Катрин взглянула на ходики: ужас, пять часов утра! Она уже хотела так же неслышно вернуться в спальню – привыкла не мешать мужу работать, а часто и помогала, пиша бумаги под его диктовку, как вдруг Николя развернулся, ловко ухватил ее за талию, и Катрин в мгновение ока очутилась у него на коленях, а их губы соединились как бы сами собой.
– Как ты догадался, что я тут стою? – оторвавшись, почему-то шепотом спросила она.
– Я думал о тебе, – тоже шепотом откликнулся он. – В три часа проснулся – сон опять увидел про сплав, а ты рядом, раскрылась – такая желанная!
– Ну и пришел бы ко мне. Ты же знаешь – я всегда тебе рада.
– Жаль было твой сон нарушать. Вот встал и взялся за письма.
– И все желание пропало, – грустно произнесла Катрин.
– Ошибаешься, – озорно блеснул глазами Николя. – Оно у меня никогда не пропадает.
– Так что же ты медлишь?!
3
В ожидании прочного льда на Лене Муравьев и Невельской почти все свободное время проводили в беседах. Вернее сказать, Невельской выкраивал время для этих встреч, потому что у него было очень много работы по подготовке материалов экспедиции к представлению в Главный морской штаб, да еще и доклад хотел сделать для Императорского Географического общества. Муравьев же не спеша знакомился с управлением Якутской областью, изучал местные промыслы, принимал жалобы – а их было немало, главным образом на неправедный пушной торг, который захватили несколько торговых домов. Разговор с купцами по этому поводу прошел весьма жестко, а когда тот же Платон Колесов намекнул на законы гостеприимства, генерал пришел в ярость.

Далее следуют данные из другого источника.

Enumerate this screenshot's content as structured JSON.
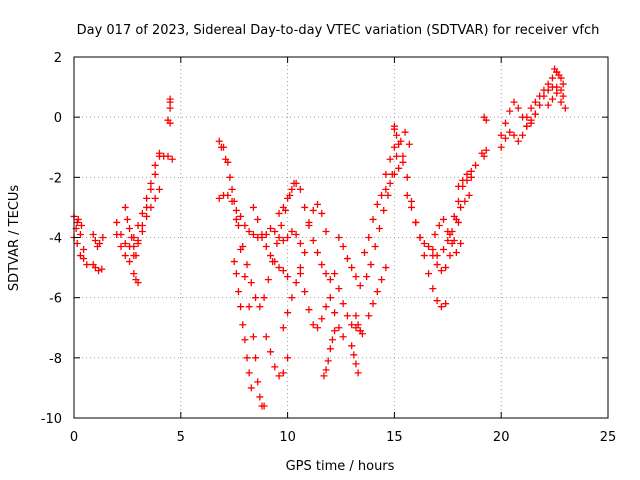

– Меня, уважаемый, обедами и ужинами не купить! – рявкнул он так, что все присутствующие заметно сжались. – Несправедливости и беспредельщины в отношении к беззащитным не потерплю ни от кого, даже от друга и родственника. Так что извольте исправляться и впредь подобного не допускать. Иначе… – Муравьев не договорил, но все и так поняли, чем может обернуться неисполнение.
В меру своих сил и умений трудились адъютанты, Вагранов и Енгалычев. Генерал поручил им обследовать службу и быт местных казаков; урядник Аникей Черных с товарищами тоже не остались в стороне.
Доктор Штубендорф с утра до вечера вел прием больных в городской лечебнице; в гостиничку, куда определили офицеров, возвращался усталый, голодный, но – довольный. За время путешествия он соскучился по своей работе, которую любил до самозабвения.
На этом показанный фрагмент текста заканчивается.